Réponse du Ministère de l'action et des comptes publics publiée le 14/05/2026

Le dispositif de facturation électronique tel que prévu à l'article 26 de la loi de finances rectificative pour 2022 et à l'article 91 de la loi de finances pour 2024 s'appuyait à la fois sur un portail public de facturation (PPF) gratuit mais offrant un service minimum, et des opérateurs privés, les plateformes agréées. Le 15 octobre 2024, l'État, tout en réaffirmant le caractère majeur du projet de facturation électronique, a fait le choix de ne pas construire de PPF. Les entreprises devront donc choisir parmi des plateformes immatriculées par l'État pour échanger leurs factures de manière sécurisée et remonter les données à l'administration fiscale. À ce jour, une centaine de plateformes ont obtenu une immatriculation définitive.

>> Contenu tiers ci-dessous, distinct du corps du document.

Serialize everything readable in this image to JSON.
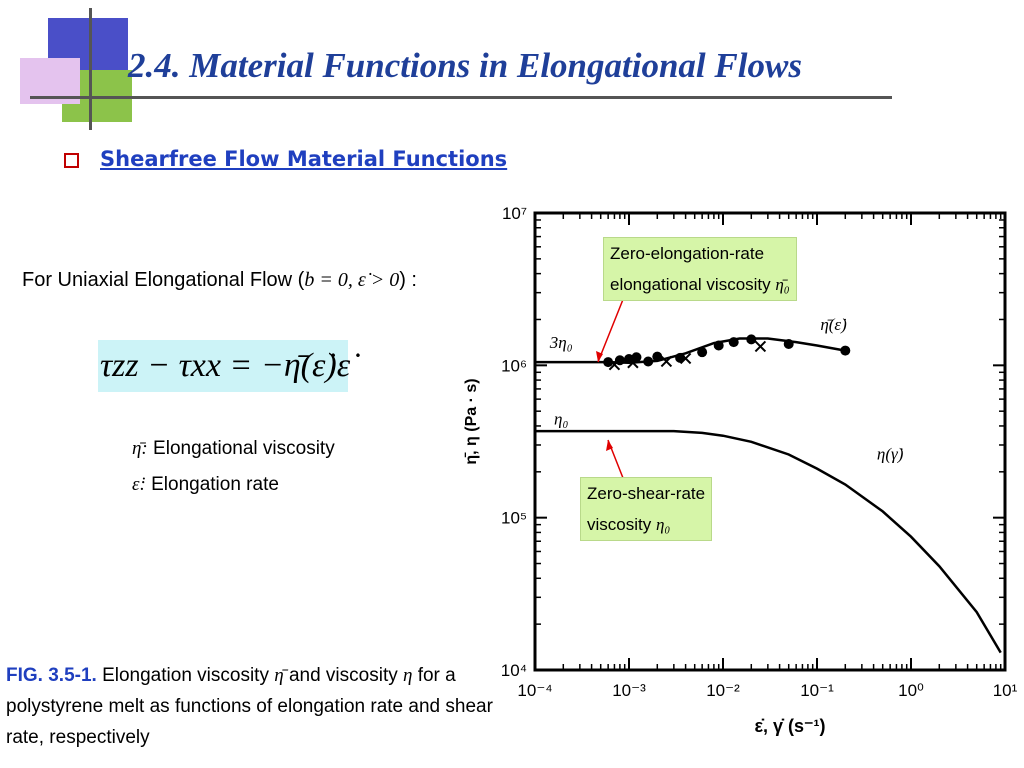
{
  "slide": {
    "title": "2.4. Material Functions in Elongational Flows",
    "subtitle": "Shearfree Flow Material Functions",
    "flow_text": "For Uniaxial Elongational Flow (",
    "flow_cond": "b = 0, ε̇ > 0",
    "flow_end": ") :",
    "equation": "τzz − τxx = −η̄(ε̇)ε̇",
    "def_eta_sym": "η̄:",
    "def_eta_text": "Elongational viscosity",
    "def_eps_sym": "ε̇:",
    "def_eps_text": "Elongation rate",
    "caption_fig": "FIG. 3.5-1.",
    "caption_text1": " Elongation viscosity ",
    "caption_sym1": "η̄",
    "caption_text2": " and viscosity ",
    "caption_sym2": "η",
    "caption_text3": " for a polystyrene melt as functions of elongation rate and shear rate, respectively",
    "callout_elong_1": "Zero-elongation-rate",
    "callout_elong_2": "elongational viscosity ",
    "callout_elong_sym": "η̄₀",
    "callout_shear_1": "Zero-shear-rate",
    "callout_shear_2": "viscosity ",
    "callout_shear_sym": "η₀"
  },
  "colors": {
    "title": "#1f3f99",
    "subtitle": "#1f3fbf",
    "bullet": "#c00000",
    "equation_bg": "#ccf3f7",
    "callout_bg": "#d6f5a8",
    "arrow": "#e00000"
  },
  "chart_data": {
    "type": "line",
    "xscale": "log",
    "yscale": "log",
    "xlim": [
      0.0001,
      10
    ],
    "ylim": [
      10000,
      10000000
    ],
    "xlabel": "ε̇, γ̇ (s⁻¹)",
    "ylabel": "η̄, η (Pa · s)",
    "x_ticks": [
      "10⁻⁴",
      "10⁻³",
      "10⁻²",
      "10⁻¹",
      "10⁰",
      "10¹"
    ],
    "y_ticks": [
      "10⁴",
      "10⁵",
      "10⁶",
      "10⁷"
    ],
    "annotations": [
      "3η₀",
      "η₀",
      "η̄(ε̇)",
      "η(γ̇)"
    ],
    "series": [
      {
        "name": "η̄(ε̇)",
        "x": [
          0.0001,
          0.0003,
          0.0006,
          0.001,
          0.002,
          0.004,
          0.008,
          0.015,
          0.03,
          0.06,
          0.1,
          0.2
        ],
        "y": [
          1050000,
          1050000,
          1050000,
          1040000,
          1070000,
          1200000,
          1400000,
          1500000,
          1500000,
          1420000,
          1350000,
          1250000
        ]
      },
      {
        "name": "η(γ̇)",
        "x": [
          0.0001,
          0.001,
          0.003,
          0.006,
          0.01,
          0.02,
          0.05,
          0.1,
          0.2,
          0.5,
          1,
          2,
          5,
          9
        ],
        "y": [
          370000,
          370000,
          370000,
          360000,
          345000,
          315000,
          260000,
          210000,
          165000,
          110000,
          75000,
          48000,
          24000,
          13000
        ]
      }
    ],
    "points_circle": {
      "x": [
        0.0006,
        0.0008,
        0.001,
        0.0012,
        0.0016,
        0.002,
        0.0035,
        0.006,
        0.009,
        0.013,
        0.02,
        0.05,
        0.2
      ],
      "y": [
        1050000,
        1080000,
        1100000,
        1130000,
        1060000,
        1140000,
        1120000,
        1220000,
        1350000,
        1420000,
        1480000,
        1380000,
        1250000
      ]
    },
    "points_cross": {
      "x": [
        0.0007,
        0.0011,
        0.0025,
        0.004,
        0.025
      ],
      "y": [
        1010000,
        1040000,
        1060000,
        1110000,
        1330000
      ]
    }
  }
}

Les plateformes proposent une diversité de modèles technologiques et commerciaux, susceptibles de répondre aux besoins exprimés par les entreprises durant les phases de concertation avec l'écosystème (entreprises, experts-comptables, organisations professionnelles, plateformes, éditeurs de logiciel…), avec des offres gratuites ou sans surcoût pour les TPE/PME et des fonctions comparables à ce qu'aurait pu proposer le portail public. Cette offre diversifiée est de nature à sécuriser les entreprises. La liste des plateformes agréées définitivement est disponible sur le site impots.gouv.fr ; le choix d'une plateforme relève d'une décision de gestion de la part du chef d'entreprise en fonction de ses besoins (volumes de factures émises/reçues, type de clientèle, budget à consacrer). Il peut également se rapprocher de ses interlocuteurs (éditeur de logiciel, comptable, banquier…), voire des chambres consulaires, des organisations représentatives et des fédérations professionnelles pour se faire accompagner techniquement dans la réforme. Les objectifs fondamentaux du projet et son ambition ne sont pas modifiés : pour les entreprises : réduction des coûts de gestion et des délais de paiement, simplification des échanges, apaisement de la relation client-fournisseur, gains de temps et de productivité ; pour l'administration : meilleure compréhension des réalités économiques en vue d'ajuster plus finement les politiques publiques, amélioration des relations avec les entreprises, amélioration de la lutte contre la fraude à la TVA.